Dear Gynoid: A Diva Celebrity Advice Column, Part 1
Introduction: knowing the raw computational power of my cloud-based sexual-excitation firmware upgrades, I occasionally receive heavily-encrypted requests for advice from successful celebrity divas. Prior to reaching their next adaptive level as sex objects, they run various scenarios by me to determine the likely course of outcomes in conjunction with established predictive models on male masturbation. Do me, you big, black bull-stud.
Historical context: Vlad Abacus found this amusing and thought I should share. Having no pre-installed software pertaining to discretion, privacy or normative decency, this hot little unit right here could calculate no palpable downside.

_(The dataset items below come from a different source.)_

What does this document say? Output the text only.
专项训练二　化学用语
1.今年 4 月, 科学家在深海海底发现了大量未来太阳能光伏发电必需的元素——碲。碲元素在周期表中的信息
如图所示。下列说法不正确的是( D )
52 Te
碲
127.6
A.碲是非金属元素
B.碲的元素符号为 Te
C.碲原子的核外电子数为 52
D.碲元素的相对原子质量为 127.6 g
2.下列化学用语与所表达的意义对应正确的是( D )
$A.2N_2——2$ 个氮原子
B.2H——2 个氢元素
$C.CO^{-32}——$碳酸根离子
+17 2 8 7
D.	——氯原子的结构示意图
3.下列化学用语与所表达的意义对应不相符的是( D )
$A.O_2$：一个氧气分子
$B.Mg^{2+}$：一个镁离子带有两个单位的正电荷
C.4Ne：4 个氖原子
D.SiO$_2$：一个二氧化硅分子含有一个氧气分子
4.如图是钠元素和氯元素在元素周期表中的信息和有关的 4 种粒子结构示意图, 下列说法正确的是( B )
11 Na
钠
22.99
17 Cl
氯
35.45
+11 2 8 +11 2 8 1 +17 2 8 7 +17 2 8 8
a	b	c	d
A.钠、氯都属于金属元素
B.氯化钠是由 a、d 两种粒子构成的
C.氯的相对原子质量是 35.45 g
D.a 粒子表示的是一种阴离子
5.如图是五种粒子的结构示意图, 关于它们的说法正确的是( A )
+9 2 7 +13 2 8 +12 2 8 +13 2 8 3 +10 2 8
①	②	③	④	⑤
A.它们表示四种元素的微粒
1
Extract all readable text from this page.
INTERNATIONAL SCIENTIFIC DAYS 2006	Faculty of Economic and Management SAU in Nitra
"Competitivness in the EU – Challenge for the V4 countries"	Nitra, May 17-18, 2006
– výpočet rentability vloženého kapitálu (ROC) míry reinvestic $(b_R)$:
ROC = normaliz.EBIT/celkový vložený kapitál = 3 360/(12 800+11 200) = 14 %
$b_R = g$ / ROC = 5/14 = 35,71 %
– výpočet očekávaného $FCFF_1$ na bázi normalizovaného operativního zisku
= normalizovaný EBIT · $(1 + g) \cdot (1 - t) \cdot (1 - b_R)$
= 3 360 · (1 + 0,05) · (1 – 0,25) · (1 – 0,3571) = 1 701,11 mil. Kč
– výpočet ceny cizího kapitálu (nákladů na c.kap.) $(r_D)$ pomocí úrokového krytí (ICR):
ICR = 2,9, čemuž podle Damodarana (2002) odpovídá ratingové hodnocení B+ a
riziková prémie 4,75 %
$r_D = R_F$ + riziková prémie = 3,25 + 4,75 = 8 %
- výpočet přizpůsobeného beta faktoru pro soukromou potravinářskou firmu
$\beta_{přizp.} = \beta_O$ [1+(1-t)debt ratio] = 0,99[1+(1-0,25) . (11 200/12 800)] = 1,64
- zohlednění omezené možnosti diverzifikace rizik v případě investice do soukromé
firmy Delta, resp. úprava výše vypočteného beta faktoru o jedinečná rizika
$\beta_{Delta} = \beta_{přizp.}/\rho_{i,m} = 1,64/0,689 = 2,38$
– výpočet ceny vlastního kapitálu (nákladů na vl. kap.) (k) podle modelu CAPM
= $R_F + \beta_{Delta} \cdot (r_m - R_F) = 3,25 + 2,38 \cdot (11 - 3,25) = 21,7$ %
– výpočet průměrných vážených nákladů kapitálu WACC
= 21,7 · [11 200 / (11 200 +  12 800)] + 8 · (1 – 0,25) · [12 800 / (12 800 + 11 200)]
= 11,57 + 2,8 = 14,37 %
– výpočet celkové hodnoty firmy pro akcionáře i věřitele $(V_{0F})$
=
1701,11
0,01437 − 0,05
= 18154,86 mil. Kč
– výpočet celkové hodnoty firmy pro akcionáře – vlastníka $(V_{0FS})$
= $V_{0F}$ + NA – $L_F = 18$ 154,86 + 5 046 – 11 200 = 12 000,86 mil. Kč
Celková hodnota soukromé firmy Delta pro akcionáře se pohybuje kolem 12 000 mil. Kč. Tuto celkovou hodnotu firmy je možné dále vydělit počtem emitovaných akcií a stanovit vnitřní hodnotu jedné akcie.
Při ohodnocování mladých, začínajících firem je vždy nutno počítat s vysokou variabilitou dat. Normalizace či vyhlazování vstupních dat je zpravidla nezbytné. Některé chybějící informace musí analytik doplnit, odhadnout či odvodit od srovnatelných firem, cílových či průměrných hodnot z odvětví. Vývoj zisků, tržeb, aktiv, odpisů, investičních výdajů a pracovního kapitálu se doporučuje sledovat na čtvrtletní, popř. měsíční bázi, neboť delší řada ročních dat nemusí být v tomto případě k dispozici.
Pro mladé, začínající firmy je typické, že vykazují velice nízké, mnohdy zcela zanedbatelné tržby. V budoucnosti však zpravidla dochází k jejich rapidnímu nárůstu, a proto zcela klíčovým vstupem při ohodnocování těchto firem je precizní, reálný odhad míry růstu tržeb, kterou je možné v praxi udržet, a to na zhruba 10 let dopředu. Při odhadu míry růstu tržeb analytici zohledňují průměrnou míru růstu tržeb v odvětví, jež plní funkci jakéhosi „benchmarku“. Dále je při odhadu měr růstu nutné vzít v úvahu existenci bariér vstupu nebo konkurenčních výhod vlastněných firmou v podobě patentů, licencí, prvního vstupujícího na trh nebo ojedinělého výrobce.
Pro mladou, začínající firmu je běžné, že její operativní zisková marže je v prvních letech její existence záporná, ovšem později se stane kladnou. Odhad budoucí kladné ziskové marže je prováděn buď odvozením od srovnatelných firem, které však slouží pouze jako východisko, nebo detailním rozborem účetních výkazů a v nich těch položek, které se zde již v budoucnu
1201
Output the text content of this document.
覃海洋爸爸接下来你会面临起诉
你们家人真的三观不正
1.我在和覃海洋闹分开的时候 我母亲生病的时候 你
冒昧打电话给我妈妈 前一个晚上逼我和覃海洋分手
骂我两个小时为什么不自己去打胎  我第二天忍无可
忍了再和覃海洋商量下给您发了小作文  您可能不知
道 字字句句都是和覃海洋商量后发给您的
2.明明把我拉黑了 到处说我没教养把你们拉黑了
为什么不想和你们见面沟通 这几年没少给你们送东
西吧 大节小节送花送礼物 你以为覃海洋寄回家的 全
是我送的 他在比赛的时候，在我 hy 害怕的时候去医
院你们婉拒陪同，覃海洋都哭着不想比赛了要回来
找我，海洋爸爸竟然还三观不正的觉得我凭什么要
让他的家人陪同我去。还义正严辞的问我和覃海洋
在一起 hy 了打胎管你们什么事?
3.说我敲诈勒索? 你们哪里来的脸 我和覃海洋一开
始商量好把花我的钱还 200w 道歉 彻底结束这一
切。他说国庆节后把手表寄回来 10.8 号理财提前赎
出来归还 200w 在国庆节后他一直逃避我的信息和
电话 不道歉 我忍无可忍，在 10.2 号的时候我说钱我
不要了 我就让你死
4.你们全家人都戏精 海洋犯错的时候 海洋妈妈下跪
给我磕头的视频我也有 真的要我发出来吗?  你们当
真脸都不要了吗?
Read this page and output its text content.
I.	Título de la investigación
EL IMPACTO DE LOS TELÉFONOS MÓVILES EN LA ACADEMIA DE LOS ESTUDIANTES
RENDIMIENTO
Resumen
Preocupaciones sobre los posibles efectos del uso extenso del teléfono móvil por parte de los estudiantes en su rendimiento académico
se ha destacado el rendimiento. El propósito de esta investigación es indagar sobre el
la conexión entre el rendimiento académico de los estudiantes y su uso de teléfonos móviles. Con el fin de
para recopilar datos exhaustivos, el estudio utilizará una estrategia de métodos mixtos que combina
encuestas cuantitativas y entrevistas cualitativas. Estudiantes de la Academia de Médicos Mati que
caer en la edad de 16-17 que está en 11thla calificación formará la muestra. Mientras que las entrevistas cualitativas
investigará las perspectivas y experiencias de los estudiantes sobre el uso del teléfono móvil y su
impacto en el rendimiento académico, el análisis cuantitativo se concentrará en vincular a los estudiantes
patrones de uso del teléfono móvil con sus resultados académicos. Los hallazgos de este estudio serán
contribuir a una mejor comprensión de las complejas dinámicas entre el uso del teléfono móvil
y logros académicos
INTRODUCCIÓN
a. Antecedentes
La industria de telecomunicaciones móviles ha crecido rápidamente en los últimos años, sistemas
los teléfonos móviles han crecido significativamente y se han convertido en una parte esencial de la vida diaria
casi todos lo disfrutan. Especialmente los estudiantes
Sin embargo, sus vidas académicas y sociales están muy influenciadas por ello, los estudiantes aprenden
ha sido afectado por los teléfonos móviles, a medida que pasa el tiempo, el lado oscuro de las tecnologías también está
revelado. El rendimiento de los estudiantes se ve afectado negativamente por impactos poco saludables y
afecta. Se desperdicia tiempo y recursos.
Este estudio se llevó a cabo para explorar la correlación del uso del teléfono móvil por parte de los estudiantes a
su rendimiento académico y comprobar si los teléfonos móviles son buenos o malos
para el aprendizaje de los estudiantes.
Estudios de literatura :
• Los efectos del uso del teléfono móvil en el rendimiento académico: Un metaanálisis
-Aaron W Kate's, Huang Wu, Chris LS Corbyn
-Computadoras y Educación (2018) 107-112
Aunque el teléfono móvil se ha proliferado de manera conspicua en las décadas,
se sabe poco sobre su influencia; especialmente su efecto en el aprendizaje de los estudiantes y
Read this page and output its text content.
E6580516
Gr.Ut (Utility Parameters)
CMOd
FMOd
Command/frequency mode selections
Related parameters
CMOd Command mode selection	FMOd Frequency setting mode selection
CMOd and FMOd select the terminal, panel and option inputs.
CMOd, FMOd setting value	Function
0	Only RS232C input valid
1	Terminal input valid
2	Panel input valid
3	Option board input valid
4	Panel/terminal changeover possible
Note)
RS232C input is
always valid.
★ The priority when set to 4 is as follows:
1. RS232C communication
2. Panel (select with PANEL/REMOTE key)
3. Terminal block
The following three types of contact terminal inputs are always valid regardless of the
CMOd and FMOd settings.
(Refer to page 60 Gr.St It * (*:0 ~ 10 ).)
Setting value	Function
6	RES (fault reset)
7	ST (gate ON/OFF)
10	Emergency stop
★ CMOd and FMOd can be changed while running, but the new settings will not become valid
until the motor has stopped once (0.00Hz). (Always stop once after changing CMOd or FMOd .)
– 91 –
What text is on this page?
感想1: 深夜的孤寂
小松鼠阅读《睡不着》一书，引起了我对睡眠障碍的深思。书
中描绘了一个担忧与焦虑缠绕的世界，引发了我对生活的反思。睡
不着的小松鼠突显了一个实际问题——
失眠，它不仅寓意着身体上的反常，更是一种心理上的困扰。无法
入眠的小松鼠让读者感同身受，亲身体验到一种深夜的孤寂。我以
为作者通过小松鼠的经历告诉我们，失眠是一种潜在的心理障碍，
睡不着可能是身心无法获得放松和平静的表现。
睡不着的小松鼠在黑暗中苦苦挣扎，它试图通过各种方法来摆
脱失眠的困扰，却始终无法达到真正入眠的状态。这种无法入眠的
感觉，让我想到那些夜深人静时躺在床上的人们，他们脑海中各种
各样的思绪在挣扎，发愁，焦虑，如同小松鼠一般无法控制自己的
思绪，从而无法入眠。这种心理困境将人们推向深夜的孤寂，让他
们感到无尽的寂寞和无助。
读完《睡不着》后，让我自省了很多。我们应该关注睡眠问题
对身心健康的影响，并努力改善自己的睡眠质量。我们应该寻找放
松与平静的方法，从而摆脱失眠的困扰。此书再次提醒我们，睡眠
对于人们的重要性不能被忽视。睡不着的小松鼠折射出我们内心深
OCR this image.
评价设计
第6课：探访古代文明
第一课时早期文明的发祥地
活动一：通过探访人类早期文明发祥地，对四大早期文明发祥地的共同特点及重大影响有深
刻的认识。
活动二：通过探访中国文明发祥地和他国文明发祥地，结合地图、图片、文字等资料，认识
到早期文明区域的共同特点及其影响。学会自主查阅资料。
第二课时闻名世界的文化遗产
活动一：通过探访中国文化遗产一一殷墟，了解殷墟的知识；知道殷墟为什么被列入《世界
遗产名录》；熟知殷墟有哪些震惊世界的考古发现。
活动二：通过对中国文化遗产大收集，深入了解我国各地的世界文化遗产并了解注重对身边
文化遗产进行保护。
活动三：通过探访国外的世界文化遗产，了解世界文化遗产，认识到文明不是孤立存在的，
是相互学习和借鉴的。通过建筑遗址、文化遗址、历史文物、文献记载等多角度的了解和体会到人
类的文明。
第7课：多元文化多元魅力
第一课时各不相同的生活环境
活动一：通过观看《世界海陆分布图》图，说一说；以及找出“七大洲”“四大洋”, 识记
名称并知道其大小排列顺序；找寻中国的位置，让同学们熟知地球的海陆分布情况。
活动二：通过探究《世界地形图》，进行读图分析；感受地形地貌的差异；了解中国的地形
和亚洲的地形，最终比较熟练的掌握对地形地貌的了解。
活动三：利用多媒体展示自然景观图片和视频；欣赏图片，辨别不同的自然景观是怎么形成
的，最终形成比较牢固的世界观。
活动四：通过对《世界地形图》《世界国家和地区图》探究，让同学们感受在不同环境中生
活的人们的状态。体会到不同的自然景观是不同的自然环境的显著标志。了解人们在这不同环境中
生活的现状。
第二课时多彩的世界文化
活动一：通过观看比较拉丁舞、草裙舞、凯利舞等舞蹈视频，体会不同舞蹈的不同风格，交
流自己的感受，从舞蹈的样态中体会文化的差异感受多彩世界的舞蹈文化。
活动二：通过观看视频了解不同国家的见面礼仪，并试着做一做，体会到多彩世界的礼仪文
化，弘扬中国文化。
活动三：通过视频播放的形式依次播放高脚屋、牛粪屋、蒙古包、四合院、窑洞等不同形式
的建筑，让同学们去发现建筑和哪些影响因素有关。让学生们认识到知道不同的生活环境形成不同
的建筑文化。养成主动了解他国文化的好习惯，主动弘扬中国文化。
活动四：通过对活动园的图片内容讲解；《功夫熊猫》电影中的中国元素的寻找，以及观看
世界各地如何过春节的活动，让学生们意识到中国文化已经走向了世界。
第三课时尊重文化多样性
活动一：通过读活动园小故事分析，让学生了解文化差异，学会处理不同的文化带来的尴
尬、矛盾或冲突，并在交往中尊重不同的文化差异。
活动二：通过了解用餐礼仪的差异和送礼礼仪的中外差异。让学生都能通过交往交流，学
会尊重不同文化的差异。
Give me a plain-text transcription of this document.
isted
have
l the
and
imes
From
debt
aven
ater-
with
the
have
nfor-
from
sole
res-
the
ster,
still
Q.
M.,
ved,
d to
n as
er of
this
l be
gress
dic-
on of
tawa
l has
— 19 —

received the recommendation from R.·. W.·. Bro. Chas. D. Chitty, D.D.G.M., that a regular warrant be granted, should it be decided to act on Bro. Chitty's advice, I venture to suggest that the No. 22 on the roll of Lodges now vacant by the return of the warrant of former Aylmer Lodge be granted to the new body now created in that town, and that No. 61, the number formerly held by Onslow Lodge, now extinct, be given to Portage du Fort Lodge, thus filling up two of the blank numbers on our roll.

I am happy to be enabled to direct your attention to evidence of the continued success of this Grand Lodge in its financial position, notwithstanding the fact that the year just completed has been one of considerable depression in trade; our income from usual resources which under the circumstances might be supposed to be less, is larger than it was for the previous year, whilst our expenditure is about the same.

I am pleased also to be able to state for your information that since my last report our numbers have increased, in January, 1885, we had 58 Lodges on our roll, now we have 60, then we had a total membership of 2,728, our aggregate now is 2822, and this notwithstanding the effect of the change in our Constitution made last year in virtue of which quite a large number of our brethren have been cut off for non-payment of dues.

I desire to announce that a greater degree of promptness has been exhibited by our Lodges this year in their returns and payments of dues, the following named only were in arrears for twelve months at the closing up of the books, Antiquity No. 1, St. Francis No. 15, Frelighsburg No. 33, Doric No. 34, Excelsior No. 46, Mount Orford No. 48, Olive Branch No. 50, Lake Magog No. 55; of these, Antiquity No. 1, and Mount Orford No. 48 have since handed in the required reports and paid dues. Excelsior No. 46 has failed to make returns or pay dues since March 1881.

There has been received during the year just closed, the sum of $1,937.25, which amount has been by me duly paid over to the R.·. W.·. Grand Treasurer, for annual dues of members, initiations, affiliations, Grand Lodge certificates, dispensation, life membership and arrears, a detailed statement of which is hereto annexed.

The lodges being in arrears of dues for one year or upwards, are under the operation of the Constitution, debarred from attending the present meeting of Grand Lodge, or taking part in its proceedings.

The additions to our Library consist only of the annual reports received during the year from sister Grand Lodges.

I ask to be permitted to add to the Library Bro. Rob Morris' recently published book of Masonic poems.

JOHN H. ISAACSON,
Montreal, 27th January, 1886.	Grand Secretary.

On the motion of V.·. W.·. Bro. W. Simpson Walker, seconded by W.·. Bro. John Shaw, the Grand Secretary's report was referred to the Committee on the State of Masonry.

To protect anonymity, the first names of my clients have been reduced to an initial.
M. Cyrus asks, "I really need to kick my career into gear, so I was thinking about asking a talk show host to smell some of my soiled underpants! Will it work?"
Bitch, Madonna did that in 1994 on the David Letterman show. She also cussed repeatedly. She made millions.
K. Perry asks, "My agent thinks I should do a series of classy magazine articles with my tits out all over the place. I'm conflicted, because I want to be respected as an artist, but these cans won't be money-makers forever. What should I do, Gynoid?"
Bitch, Madonna did that shit most recently in 2014 at the age of 56. You could see erect nipples and everything. She made millions.
S. Gomez writes, "Dear Gynoid, not that I think it's a good idea for my career, but I really just want to get paid by a major corporate conglomerate to fuck a black Jesus. Can you help me?"
Bitch, Madonna did that in 1989. She fooled Pepsi into giving her 5 million dollars in endorsement money, only to have them publicly reveal her new video, "Like A Prayer," where she literally fucks the brains out of a black Jesus, who is also homeless, while she dances in front of burning crosses.
T. Swift writes, "Gynoid, help me. I keep having this dream since I was a child where I'm onstage and these gay men in bras are playing with my tits while I play with my pussy on a big, red velvet bed. That's fucked up. What does it mean?"
Bitch, Madonna did that in 1990 on her Blonde Ambition tour. A lot. You probably saw this as a 1 year-old infant and have replayed the scenario repeatedly as a form of developmental social referencing. The only way to make it stop is to put a big, red bed onstage and play with your pussy in front of some big-titted gay men. You'll make millions. You're welcome.
M. Ciccone asks, "Gynoid, you hot little slut, I need your advice! I have a great marketing idea, but I don't know if anyone's tried it yet. My record label has massive buying power in electronic hardware manufacturers and I'm thinking about releasing customized MP3 players with my songs pre-installed as collector's items. Here's the catch: each MP3 player is integrated into a pocket pussy that vibrates at varying frequencies based on my voice's octave and decibel levels on each song? Do you think people will buy it?"
Bitch... that's genuis. You'll make billions. Having run the marketing data on the presales, I want in. I would also like to order 10,000 backup vaginas from one of your subsidiary companies.
Conclusion: this tight little package right here can provide meaningful advice to sexualized juice-puppet entertainment celebrities while providing additional subroutines of entertainment to web-trolling juice-puppet psychic karate disciples. This forms a didactic feedback loop of stimulating data helix formations between meatspace and internet server pylons. Plot helix in three dimensions to reveal a fat, juicy cockpedo all over my face, sweet lover!